The United Kingdom tax authority, Her Majesty's Revenue and Customs (HMRC), accused General Electric (GE 3.33%) in a court filing of misleading the tax agency over a 2005 transaction the company made with an Australian subsidiary, according to a Bloomberg report.
HMRC says that GE intentionally obscured the purpose of the Australian investment during tax settlement talks in 2005, calling its actions "deliberate" and saying GE provided "simplified" and "misleading" information, the report says. A finding against GE could cost the company $1 billion, according to British authorities.
The investment in question was reportedly an internal GE Capital refinancing operation, where GE moved as much as $4.9 billion among subsidiaries in the U.K., Australia, Luxembourg, and the United States. According to the report, HMRC attorney Philip Jones said in court that "This whole thing was set up as a tax scheme, to gain a tax advantage."
GE denies any misrepresentation of the transactions. It said the HMRC has referred the dispute to fraud investigators twice before, and there was no basis for an investigation found.

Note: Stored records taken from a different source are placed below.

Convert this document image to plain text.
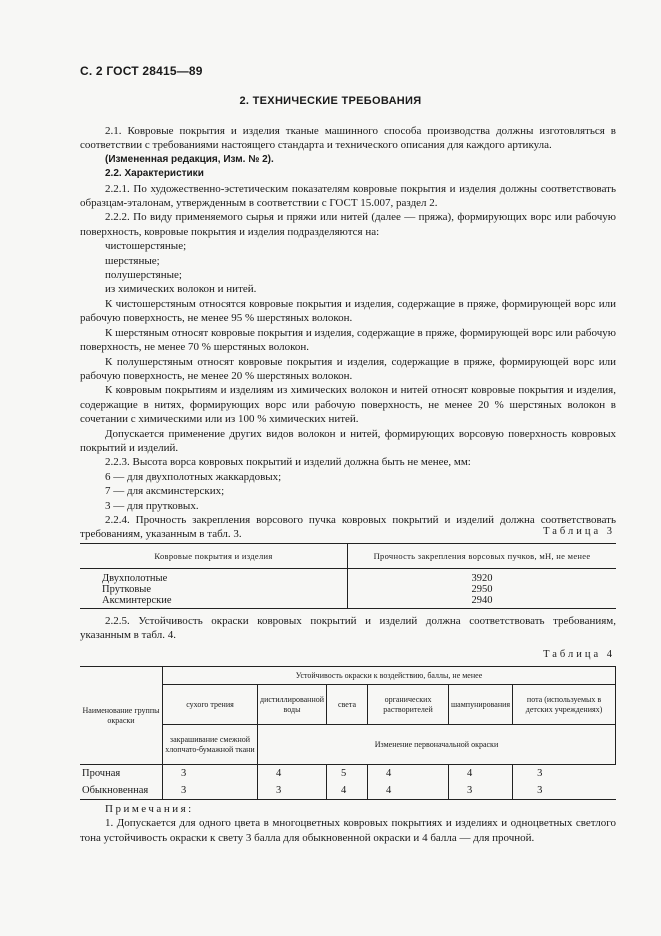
С. 2 ГОСТ 28415—89
2. ТЕХНИЧЕСКИЕ ТРЕБОВАНИЯ

2.1. Ковровые покрытия и изделия тканые машинного способа производства должны изготовляться в соответствии с требованиями настоящего стандарта и технического описания для каждого артикула.

(Измененная редакция, Изм. № 2).

2.2. Характеристики

2.2.1. По художественно-эстетическим показателям ковровые покрытия и изделия должны соответствовать образцам-эталонам, утвержденным в соответствии с ГОСТ 15.007, раздел 2.

2.2.2. По виду применяемого сырья и пряжи или нитей (далее — пряжа), формирующих ворс или рабочую поверхность, ковровые покрытия и изделия подразделяются на:

чистошерстяные;

шерстяные;

полушерстяные;

из химических волокон и нитей.

К чистошерстяным относятся ковровые покрытия и изделия, содержащие в пряже, формирующей ворс или рабочую поверхность, не менее 95 % шерстяных волокон.

К шерстяным относят ковровые покрытия и изделия, содержащие в пряже, формирующей ворс или рабочую поверхность, не менее 70 % шерстяных волокон.

К полушерстяным относят ковровые покрытия и изделия, содержащие в пряже, формирующей ворс или рабочую поверхность, не менее 20 % шерстяных волокон.

К ковровым покрытиям и изделиям из химических волокон и нитей относят ковровые покрытия и изделия, содержащие в нитях, формирующих ворс или рабочую поверхность, не менее 20 % шерстяных волокон в сочетании с химическими или из 100 % химических нитей.

Допускается применение других видов волокон и нитей, формирующих ворсовую поверхность ковровых покрытий и изделий.

2.2.3. Высота ворса ковровых покрытий и изделий должна быть не менее, мм:

6 — для двухполотных жаккардовых;

7 — для аксминстерских;

3 — для прутковых.

2.2.4. Прочность закрепления ворсового пучка ковровых покрытий и изделий должна соответствовать требованиям, указанным в табл. 3.	Таблица 3
Ковровые покрытия и изделия	Прочность закрепления ворсовых пучков, мН, не менее
Двухполотные	3920
Прутковые	2950
Аксминтерские	2940

2.2.5. Устойчивость окраски ковровых покрытий и изделий должна соответствовать требованиям, указанным в табл. 4.

Таблица 4
Наименование группы окраски	Устойчивость окраски к воздействию, баллы, не менее					
	сухого трения	дистиллированной воды	света	органических растворителей	шампунирования	пота (используемых в детских учреждениях)
	закрашивание смежной хлопчато-бумажной ткани	Изменение первоначальной окраски				
Прочная	3	4	5	4	4	3
Обыкновенная	3	3	4	4	3	3

Примечания:

1. Допускается для одного цвета в многоцветных ковровых покрытиях и изделиях и одноцветных светлого тона устойчивость окраски к свету 3 балла для обыкновенной окраски и 4 балла — для прочной.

In a note to its financial statements in GE's fourth-quarter 2018 quarterly filing, it said there was a potential impact of approximately $1 billion if tax authorities disallow deductions, but that it intended to contend any disallowance. "We comply with all applicable tax laws and judicial doctrines of the United Kingdom and believe that the entire benefit is more likely than not to be sustained on its technical merit," the company said.